How the EU packaging and packaging waste regulation frames the French scheme
France’s move is not happening in isolation. The EU Packaging and Packaging Waste Regulation, Regulation (EU) 2025/40, already requires national producer responsibility systems. It repealed the older 1994 packaging directive, with no transposition delay across the bloc. The EU Packaging and Packaging Waste Regulation’s Article 48 is exactly where that obligation lives.
Seen against that backdrop, France’s wider scheme looks like early alignment with Brussels. The Commission wants consistent recyclability grading and recycled content thresholds, plus full chain accountability for material waste. Schemes already covering commercial wrappings will adapt faster once remaining delegated acts land.
Packaging sustainability regulations and the real cost of non-compliance
Packaging sustainability regulations under the new specifications order set firm material targets. By 2028, recycling rates must reach 70 percent for steel and 50 percent for aluminium. Paper and board must hit 75 percent, plastic 50 percent, glass 70 percent, wood 25 percent. Targets climb again by 2030. Reuse rates must hit 40 percent for most transport packaging.
These packaging sustainability regulations work through eco-modulation, not flat fees. Eco-contributions rise or fall with recyclability, recycled content, and source reduction. Heavier, harder-to-recycle materials simply cost more per declared tonne. Getting the sustainability regulation for packaging wrong does more than risk a fine. It quietly inflates the cost of every shipment going forward.
July 1, 2026 is close. Businesses that map their professional packaging now, register early, and treat reporting as routine will clear the transition without surprises.
FAQ about
What changes for businesses under France's EPR from July 2026
France folds professional packaging into one national scheme called EPRO from July 1, 2026. Any business placing sales, grouping, or transport packaging on the market must register with an approved eco-organism. It must meet the EPR reporting requirements on time and pay eco-contributions by material.

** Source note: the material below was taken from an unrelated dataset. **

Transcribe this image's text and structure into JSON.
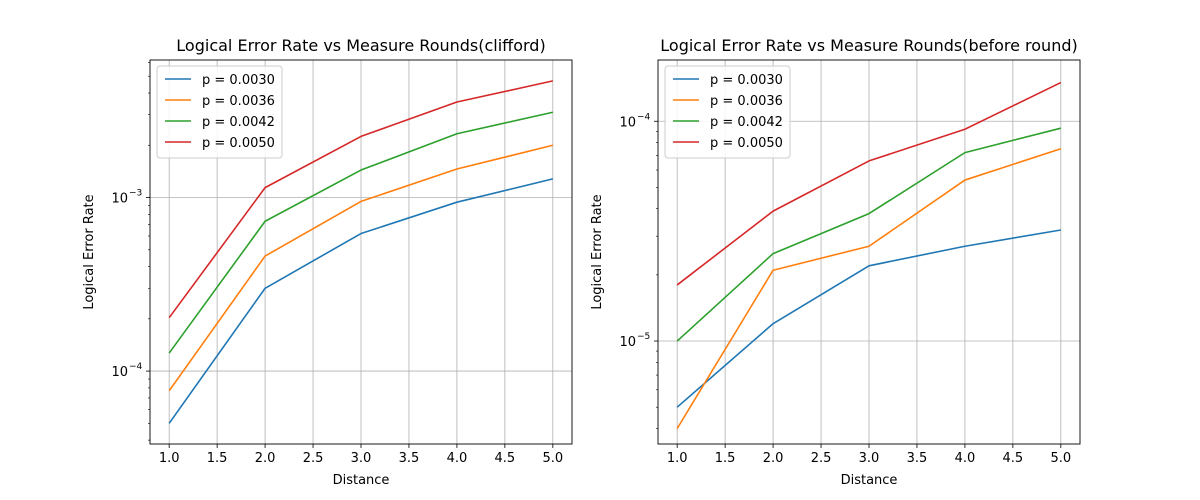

Companies inside the old catering-only scheme must sign a fresh contract. No previous registration carries over automatically.
Who counts as a producer under the new packaging producer responsibility rules
A producer, or metteur sur le marché, is whoever first places packaged goods on the French market. That covers manufacturers, importers, and brand owners commissioning wrapping under their own name. For transport materials specifically, importers and order-givers carry the same container producer responsibilities as manufacturers. That holds even when they never touch production themselves.

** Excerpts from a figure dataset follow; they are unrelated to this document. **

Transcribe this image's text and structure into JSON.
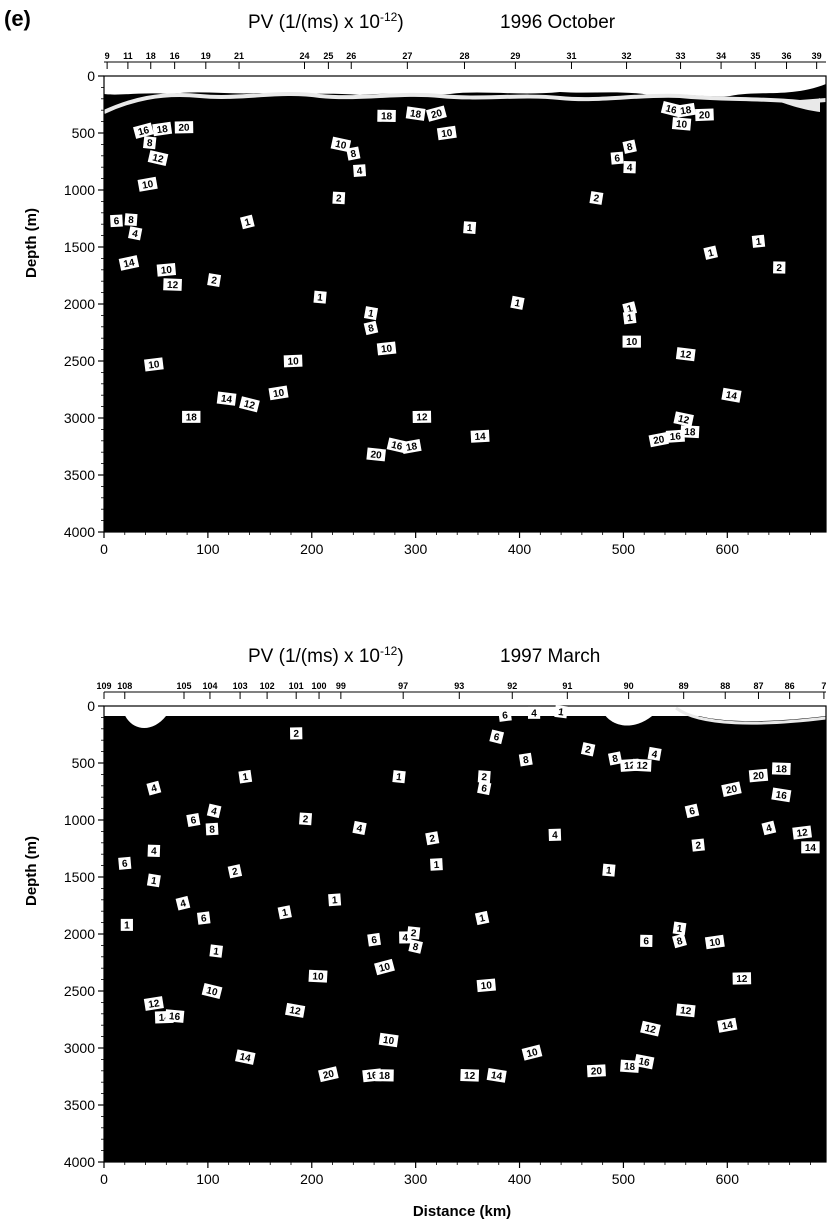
{
  "panel_label": "(e)",
  "colors": {
    "background": "#ffffff",
    "field": "#000000",
    "label_box": "#ffffff",
    "surface_band": "#e9e9e9"
  },
  "chart_data": [
    {
      "type": "contour",
      "title": "PV (1/(ms) x 10",
      "title_exponent": "-12",
      "title_close": ")",
      "subtitle": "1996 October",
      "xlabel": "",
      "ylabel": "Depth (m)",
      "xlim": [
        0,
        695
      ],
      "ylim": [
        4000,
        0
      ],
      "x_ticks": [
        0,
        100,
        200,
        300,
        400,
        500,
        600
      ],
      "y_ticks": [
        0,
        500,
        1000,
        1500,
        2000,
        2500,
        3000,
        3500,
        4000
      ],
      "stations": [
        {
          "label": "9",
          "x": 3
        },
        {
          "label": "11",
          "x": 23
        },
        {
          "label": "18",
          "x": 45
        },
        {
          "label": "16",
          "x": 68
        },
        {
          "label": "19",
          "x": 98
        },
        {
          "label": "21",
          "x": 130
        },
        {
          "label": "24",
          "x": 193
        },
        {
          "label": "25",
          "x": 216
        },
        {
          "label": "26",
          "x": 238
        },
        {
          "label": "27",
          "x": 292
        },
        {
          "label": "28",
          "x": 347
        },
        {
          "label": "29",
          "x": 396
        },
        {
          "label": "31",
          "x": 450
        },
        {
          "label": "32",
          "x": 503
        },
        {
          "label": "33",
          "x": 555
        },
        {
          "label": "34",
          "x": 594
        },
        {
          "label": "35",
          "x": 627
        },
        {
          "label": "36",
          "x": 657
        },
        {
          "label": "39",
          "x": 686
        }
      ],
      "contour_labels": [
        {
          "text": "16",
          "x": 38,
          "y": 480
        },
        {
          "text": "18",
          "x": 56,
          "y": 465
        },
        {
          "text": "20",
          "x": 77,
          "y": 450
        },
        {
          "text": "8",
          "x": 44,
          "y": 585
        },
        {
          "text": "12",
          "x": 52,
          "y": 720
        },
        {
          "text": "10",
          "x": 42,
          "y": 950
        },
        {
          "text": "6",
          "x": 12,
          "y": 1270
        },
        {
          "text": "8",
          "x": 26,
          "y": 1260
        },
        {
          "text": "4",
          "x": 30,
          "y": 1380
        },
        {
          "text": "14",
          "x": 24,
          "y": 1640
        },
        {
          "text": "10",
          "x": 60,
          "y": 1700
        },
        {
          "text": "12",
          "x": 66,
          "y": 1830
        },
        {
          "text": "2",
          "x": 106,
          "y": 1790
        },
        {
          "text": "1",
          "x": 138,
          "y": 1280
        },
        {
          "text": "10",
          "x": 48,
          "y": 2530
        },
        {
          "text": "18",
          "x": 84,
          "y": 2990
        },
        {
          "text": "14",
          "x": 118,
          "y": 2830
        },
        {
          "text": "12",
          "x": 140,
          "y": 2880
        },
        {
          "text": "10",
          "x": 168,
          "y": 2780
        },
        {
          "text": "10",
          "x": 182,
          "y": 2500
        },
        {
          "text": "1",
          "x": 208,
          "y": 1940
        },
        {
          "text": "10",
          "x": 228,
          "y": 600
        },
        {
          "text": "8",
          "x": 240,
          "y": 680
        },
        {
          "text": "4",
          "x": 246,
          "y": 830
        },
        {
          "text": "2",
          "x": 226,
          "y": 1070
        },
        {
          "text": "1",
          "x": 257,
          "y": 2080
        },
        {
          "text": "8",
          "x": 257,
          "y": 2210
        },
        {
          "text": "10",
          "x": 272,
          "y": 2390
        },
        {
          "text": "18",
          "x": 272,
          "y": 350
        },
        {
          "text": "18",
          "x": 300,
          "y": 330
        },
        {
          "text": "20",
          "x": 320,
          "y": 330
        },
        {
          "text": "10",
          "x": 330,
          "y": 500
        },
        {
          "text": "12",
          "x": 306,
          "y": 2990
        },
        {
          "text": "20",
          "x": 262,
          "y": 3320
        },
        {
          "text": "16",
          "x": 282,
          "y": 3240
        },
        {
          "text": "18",
          "x": 296,
          "y": 3250
        },
        {
          "text": "14",
          "x": 362,
          "y": 3160
        },
        {
          "text": "1",
          "x": 352,
          "y": 1330
        },
        {
          "text": "1",
          "x": 398,
          "y": 1990
        },
        {
          "text": "8",
          "x": 506,
          "y": 620
        },
        {
          "text": "6",
          "x": 494,
          "y": 720
        },
        {
          "text": "4",
          "x": 506,
          "y": 800
        },
        {
          "text": "2",
          "x": 474,
          "y": 1070
        },
        {
          "text": "1",
          "x": 506,
          "y": 2040
        },
        {
          "text": "1",
          "x": 506,
          "y": 2120
        },
        {
          "text": "10",
          "x": 508,
          "y": 2330
        },
        {
          "text": "12",
          "x": 560,
          "y": 2440
        },
        {
          "text": "16",
          "x": 546,
          "y": 290
        },
        {
          "text": "18",
          "x": 560,
          "y": 300
        },
        {
          "text": "20",
          "x": 578,
          "y": 340
        },
        {
          "text": "10",
          "x": 556,
          "y": 420
        },
        {
          "text": "12",
          "x": 558,
          "y": 3010
        },
        {
          "text": "20",
          "x": 534,
          "y": 3190
        },
        {
          "text": "16",
          "x": 550,
          "y": 3160
        },
        {
          "text": "18",
          "x": 564,
          "y": 3120
        },
        {
          "text": "14",
          "x": 604,
          "y": 2800
        },
        {
          "text": "1",
          "x": 584,
          "y": 1550
        },
        {
          "text": "1",
          "x": 630,
          "y": 1450
        },
        {
          "text": "2",
          "x": 650,
          "y": 1680
        }
      ]
    },
    {
      "type": "contour",
      "title": "PV (1/(ms) x 10",
      "title_exponent": "-12",
      "title_close": ")",
      "subtitle": "1997 March",
      "xlabel": "Distance (km)",
      "ylabel": "Depth (m)",
      "xlim": [
        0,
        695
      ],
      "ylim": [
        4000,
        0
      ],
      "x_ticks": [
        0,
        100,
        200,
        300,
        400,
        500,
        600
      ],
      "y_ticks": [
        0,
        500,
        1000,
        1500,
        2000,
        2500,
        3000,
        3500,
        4000
      ],
      "stations": [
        {
          "label": "109",
          "x": 0
        },
        {
          "label": "108",
          "x": 20
        },
        {
          "label": "105",
          "x": 77
        },
        {
          "label": "104",
          "x": 102
        },
        {
          "label": "103",
          "x": 131
        },
        {
          "label": "102",
          "x": 157
        },
        {
          "label": "101",
          "x": 185
        },
        {
          "label": "100",
          "x": 207
        },
        {
          "label": "99",
          "x": 228
        },
        {
          "label": "97",
          "x": 288
        },
        {
          "label": "93",
          "x": 342
        },
        {
          "label": "92",
          "x": 393
        },
        {
          "label": "91",
          "x": 446
        },
        {
          "label": "90",
          "x": 505
        },
        {
          "label": "89",
          "x": 558
        },
        {
          "label": "88",
          "x": 598
        },
        {
          "label": "87",
          "x": 630
        },
        {
          "label": "86",
          "x": 660
        },
        {
          "label": "7",
          "x": 693
        }
      ],
      "contour_labels": [
        {
          "text": "4",
          "x": 48,
          "y": 720
        },
        {
          "text": "1",
          "x": 136,
          "y": 620
        },
        {
          "text": "2",
          "x": 185,
          "y": 240
        },
        {
          "text": "1",
          "x": 284,
          "y": 620
        },
        {
          "text": "4",
          "x": 106,
          "y": 920
        },
        {
          "text": "6",
          "x": 86,
          "y": 1000
        },
        {
          "text": "8",
          "x": 104,
          "y": 1080
        },
        {
          "text": "2",
          "x": 194,
          "y": 990
        },
        {
          "text": "4",
          "x": 246,
          "y": 1070
        },
        {
          "text": "2",
          "x": 126,
          "y": 1450
        },
        {
          "text": "6",
          "x": 20,
          "y": 1380
        },
        {
          "text": "4",
          "x": 48,
          "y": 1270
        },
        {
          "text": "1",
          "x": 48,
          "y": 1530
        },
        {
          "text": "4",
          "x": 76,
          "y": 1730
        },
        {
          "text": "6",
          "x": 96,
          "y": 1860
        },
        {
          "text": "1",
          "x": 22,
          "y": 1920
        },
        {
          "text": "1",
          "x": 108,
          "y": 2150
        },
        {
          "text": "10",
          "x": 104,
          "y": 2500
        },
        {
          "text": "12",
          "x": 48,
          "y": 2610
        },
        {
          "text": "14",
          "x": 58,
          "y": 2730
        },
        {
          "text": "16",
          "x": 68,
          "y": 2720
        },
        {
          "text": "14",
          "x": 136,
          "y": 3080
        },
        {
          "text": "1",
          "x": 174,
          "y": 1810
        },
        {
          "text": "1",
          "x": 222,
          "y": 1700
        },
        {
          "text": "10",
          "x": 206,
          "y": 2370
        },
        {
          "text": "12",
          "x": 184,
          "y": 2670
        },
        {
          "text": "20",
          "x": 216,
          "y": 3230
        },
        {
          "text": "16",
          "x": 258,
          "y": 3240
        },
        {
          "text": "18",
          "x": 270,
          "y": 3240
        },
        {
          "text": "10",
          "x": 274,
          "y": 2930
        },
        {
          "text": "10",
          "x": 270,
          "y": 2290
        },
        {
          "text": "6",
          "x": 260,
          "y": 2050
        },
        {
          "text": "4",
          "x": 290,
          "y": 2030
        },
        {
          "text": "2",
          "x": 298,
          "y": 1990
        },
        {
          "text": "8",
          "x": 300,
          "y": 2110
        },
        {
          "text": "2",
          "x": 316,
          "y": 1160
        },
        {
          "text": "1",
          "x": 320,
          "y": 1390
        },
        {
          "text": "2",
          "x": 366,
          "y": 620
        },
        {
          "text": "6",
          "x": 366,
          "y": 720
        },
        {
          "text": "1",
          "x": 364,
          "y": 1860
        },
        {
          "text": "10",
          "x": 368,
          "y": 2450
        },
        {
          "text": "12",
          "x": 352,
          "y": 3240
        },
        {
          "text": "14",
          "x": 378,
          "y": 3240
        },
        {
          "text": "10",
          "x": 412,
          "y": 3040
        },
        {
          "text": "6",
          "x": 386,
          "y": 80
        },
        {
          "text": "4",
          "x": 414,
          "y": 60
        },
        {
          "text": "1",
          "x": 440,
          "y": 50
        },
        {
          "text": "6",
          "x": 378,
          "y": 270
        },
        {
          "text": "8",
          "x": 406,
          "y": 470
        },
        {
          "text": "4",
          "x": 434,
          "y": 1130
        },
        {
          "text": "1",
          "x": 486,
          "y": 1440
        },
        {
          "text": "2",
          "x": 466,
          "y": 380
        },
        {
          "text": "8",
          "x": 492,
          "y": 460
        },
        {
          "text": "12",
          "x": 506,
          "y": 520
        },
        {
          "text": "12",
          "x": 518,
          "y": 520
        },
        {
          "text": "4",
          "x": 530,
          "y": 420
        },
        {
          "text": "6",
          "x": 566,
          "y": 920
        },
        {
          "text": "2",
          "x": 572,
          "y": 1220
        },
        {
          "text": "6",
          "x": 522,
          "y": 2060
        },
        {
          "text": "1",
          "x": 554,
          "y": 1950
        },
        {
          "text": "8",
          "x": 554,
          "y": 2060
        },
        {
          "text": "10",
          "x": 588,
          "y": 2070
        },
        {
          "text": "12",
          "x": 614,
          "y": 2390
        },
        {
          "text": "12",
          "x": 560,
          "y": 2670
        },
        {
          "text": "12",
          "x": 526,
          "y": 2830
        },
        {
          "text": "14",
          "x": 600,
          "y": 2800
        },
        {
          "text": "20",
          "x": 474,
          "y": 3200
        },
        {
          "text": "18",
          "x": 506,
          "y": 3160
        },
        {
          "text": "16",
          "x": 520,
          "y": 3120
        },
        {
          "text": "20",
          "x": 604,
          "y": 730
        },
        {
          "text": "20",
          "x": 630,
          "y": 610
        },
        {
          "text": "18",
          "x": 652,
          "y": 550
        },
        {
          "text": "16",
          "x": 652,
          "y": 780
        },
        {
          "text": "4",
          "x": 640,
          "y": 1070
        },
        {
          "text": "12",
          "x": 672,
          "y": 1110
        },
        {
          "text": "14",
          "x": 680,
          "y": 1240
        }
      ]
    }
  ]
}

How does the EU Packaging and Packaging Waste Regulation affect France's EPR rules
Regulation (EU) 2025/40 requires every EU country to run a producer responsibility system under Article 48. France’s professional packaging extension answers that requirement directly, moving ahead of neighbouring markets that have not yet widened their own schemes.

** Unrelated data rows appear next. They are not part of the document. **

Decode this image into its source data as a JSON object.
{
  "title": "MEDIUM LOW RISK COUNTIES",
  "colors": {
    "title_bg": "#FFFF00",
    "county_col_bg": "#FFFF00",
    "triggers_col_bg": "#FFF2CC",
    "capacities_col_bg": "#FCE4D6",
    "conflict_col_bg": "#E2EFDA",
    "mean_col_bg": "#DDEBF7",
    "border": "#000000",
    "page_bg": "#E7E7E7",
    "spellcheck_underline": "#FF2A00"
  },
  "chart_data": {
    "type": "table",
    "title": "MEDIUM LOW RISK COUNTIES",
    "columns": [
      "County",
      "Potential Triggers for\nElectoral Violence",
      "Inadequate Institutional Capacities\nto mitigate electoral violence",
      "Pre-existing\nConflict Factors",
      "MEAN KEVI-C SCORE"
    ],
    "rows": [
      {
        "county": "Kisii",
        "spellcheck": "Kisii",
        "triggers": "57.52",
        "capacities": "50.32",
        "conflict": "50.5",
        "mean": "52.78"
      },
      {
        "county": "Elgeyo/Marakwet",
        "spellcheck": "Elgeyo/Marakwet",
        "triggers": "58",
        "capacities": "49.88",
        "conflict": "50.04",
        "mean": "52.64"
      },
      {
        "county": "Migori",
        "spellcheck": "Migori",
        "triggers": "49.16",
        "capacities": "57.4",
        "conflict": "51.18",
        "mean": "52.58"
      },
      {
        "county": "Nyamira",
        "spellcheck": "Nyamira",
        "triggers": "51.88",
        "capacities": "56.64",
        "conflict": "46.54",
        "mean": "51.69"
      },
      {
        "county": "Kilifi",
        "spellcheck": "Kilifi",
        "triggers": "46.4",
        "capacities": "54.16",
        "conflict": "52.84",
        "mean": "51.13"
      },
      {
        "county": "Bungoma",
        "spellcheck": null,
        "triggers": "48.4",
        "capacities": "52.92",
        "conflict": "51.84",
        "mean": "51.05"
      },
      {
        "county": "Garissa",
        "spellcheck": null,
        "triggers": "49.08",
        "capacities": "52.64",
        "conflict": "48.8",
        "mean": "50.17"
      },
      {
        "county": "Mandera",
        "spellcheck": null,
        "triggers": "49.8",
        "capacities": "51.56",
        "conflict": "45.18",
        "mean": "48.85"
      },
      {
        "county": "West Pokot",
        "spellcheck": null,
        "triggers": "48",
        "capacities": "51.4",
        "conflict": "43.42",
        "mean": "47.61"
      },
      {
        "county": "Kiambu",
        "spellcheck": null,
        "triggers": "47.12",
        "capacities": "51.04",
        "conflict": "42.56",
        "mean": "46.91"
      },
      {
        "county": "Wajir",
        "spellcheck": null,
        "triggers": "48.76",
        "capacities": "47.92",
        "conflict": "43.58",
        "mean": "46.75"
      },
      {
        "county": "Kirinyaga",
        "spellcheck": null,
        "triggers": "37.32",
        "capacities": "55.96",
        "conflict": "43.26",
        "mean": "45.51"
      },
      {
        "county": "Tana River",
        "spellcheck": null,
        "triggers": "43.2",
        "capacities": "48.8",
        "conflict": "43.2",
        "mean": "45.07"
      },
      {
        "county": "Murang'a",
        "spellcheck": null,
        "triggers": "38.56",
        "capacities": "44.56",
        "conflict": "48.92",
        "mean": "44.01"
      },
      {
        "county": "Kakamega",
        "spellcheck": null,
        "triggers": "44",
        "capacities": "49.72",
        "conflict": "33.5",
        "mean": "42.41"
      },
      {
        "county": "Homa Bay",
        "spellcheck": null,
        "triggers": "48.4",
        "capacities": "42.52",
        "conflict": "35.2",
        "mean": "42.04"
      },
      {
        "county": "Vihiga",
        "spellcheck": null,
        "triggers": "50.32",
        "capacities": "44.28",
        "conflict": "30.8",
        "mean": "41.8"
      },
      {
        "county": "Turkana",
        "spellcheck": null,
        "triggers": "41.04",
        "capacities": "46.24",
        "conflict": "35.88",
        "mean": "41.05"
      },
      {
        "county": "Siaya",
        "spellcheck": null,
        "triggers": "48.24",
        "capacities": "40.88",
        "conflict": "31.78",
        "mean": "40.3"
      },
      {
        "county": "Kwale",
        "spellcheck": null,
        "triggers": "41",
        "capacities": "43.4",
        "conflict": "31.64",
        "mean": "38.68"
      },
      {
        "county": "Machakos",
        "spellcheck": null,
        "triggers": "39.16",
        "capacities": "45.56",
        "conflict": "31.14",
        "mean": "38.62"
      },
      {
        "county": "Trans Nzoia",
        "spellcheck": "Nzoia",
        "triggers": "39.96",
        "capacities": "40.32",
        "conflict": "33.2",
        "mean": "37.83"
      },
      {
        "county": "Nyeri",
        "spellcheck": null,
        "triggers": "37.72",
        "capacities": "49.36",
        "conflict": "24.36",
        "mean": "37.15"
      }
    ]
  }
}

What packaging sustainability regulations apply to professional packaging materials
The EPRO specifications order sets material-specific recycling targets through 2030. It ties eco-contributions to recyclability and recycled content. Heavier, harder-to-recycle formats cost more per declared tonne. Reusable transport packaging and verified recycled content both reduce the contribution owed.
What if a company does not collect and communicate its packaging data
Ignoring registration or filing incomplete declarations exposes a business to administrative fines. Those fines can reach several thousand euros. It also creates friction with clients who expect a valid producer identifier on file. Weak packaging data management slows down audits, since records must be rebuilt after the fact.